Despite its potentially nocebic name, Sever’s Disease (which is also know as calcaneal apophysitis, or Sever’s Lesion), is in common terms a fairly common painful heel bone disorder in children, particularly those that are physically active. It is often likened to its knee equivalent, Osgood Schlatters, but is often misdiagnosed as plantar fasciitis.

It most commonly occurs during the growth spurt of adolescence; the (roughly) 2-year period of early puberty when children grow most rapidly. This growth spurt can begin any time between the ages of 10 and 15 for boys and 8 and 13 for girls. Once children reach 15 years of age, the growth plate hardens and the growing bones fuse together into mature bone, making Sever’s Disease much less likely.

Symptoms include;

  • swelling and/or redness in the heel area
  • difficulty/pain on walking
  • discomfort or stiffness in the feet first thing in the morning
  • discomfort or pain when squeezing the heel
  • limping or walking on tiptoes to avoid putting pressure on the heel

So what causes SD? During the growth spurt of early puberty, the heel bone sometimes grows faster than the leg muscles and tendons. This can cause the muscles and tendons to become very tight and overstretched, making the heel less flexible and putting pressure on the growth plate. The Achilles tendon is the strongest tendon that attaches to the growth plate in the heel. Over time, repeated stress (force or pressure) on the already tight Achilles tendon can damage the growth plate, causing the above symptoms of Sever’s disease. High impact sports are often associated with SD – such as running, netball, gymnastics, football.

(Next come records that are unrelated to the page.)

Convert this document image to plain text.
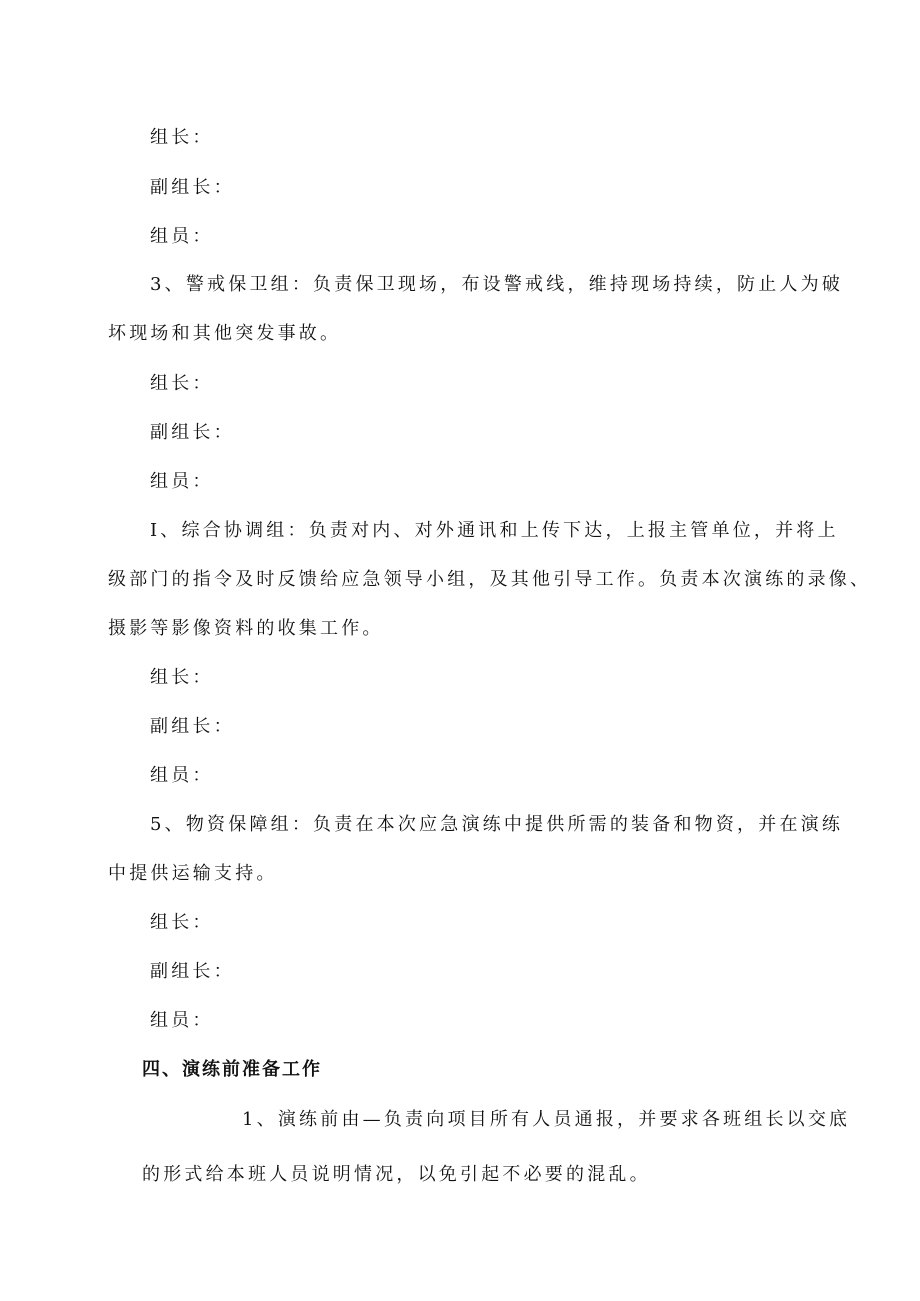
组长：
副组长：
组员：
3、警戒保卫组：负责保卫现场，布设警戒线，维持现场持续，防止人为破
坏现场和其他突发事故。
组长：
副组长：
组员：
I、综合协调组：负责对内、对外通讯和上传下达，上报主管单位，并将上
级部门的指令及时反馈给应急领导小组，及其他引导工作。负责本次演练的录像、
摄影等影像资料的收集工作。
组长：
副组长：
组员：
5、物资保障组：负责在本次应急演练中提供所需的装备和物资，并在演练
中提供运输支持。
组长：
副组长：
组员：
四、演练前准备工作
1、演练前由—负责向项目所有人员通报，并要求各班组长以交底
的形式给本班人员说明情况，以免引起不必要的混乱。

Once diagnosis is confirmed (and rarely are scans needed to do this), the initial aim of treatment is pain management. The P.O.L.I.C.E protocol is useful, but as the condition can persist for up to 2 years, ideally a structured, graded rehabilitation procedure of strengthening and stretching the relevant tissues will be discussed, with (potentially) a return-to-play plan put in place.

N.B. There are no ‘one size fits all’ style quick fixes in most injury scenarios, so these article shouldn’t be seen as such. They are merely guides to a better understanding of how our bodies work.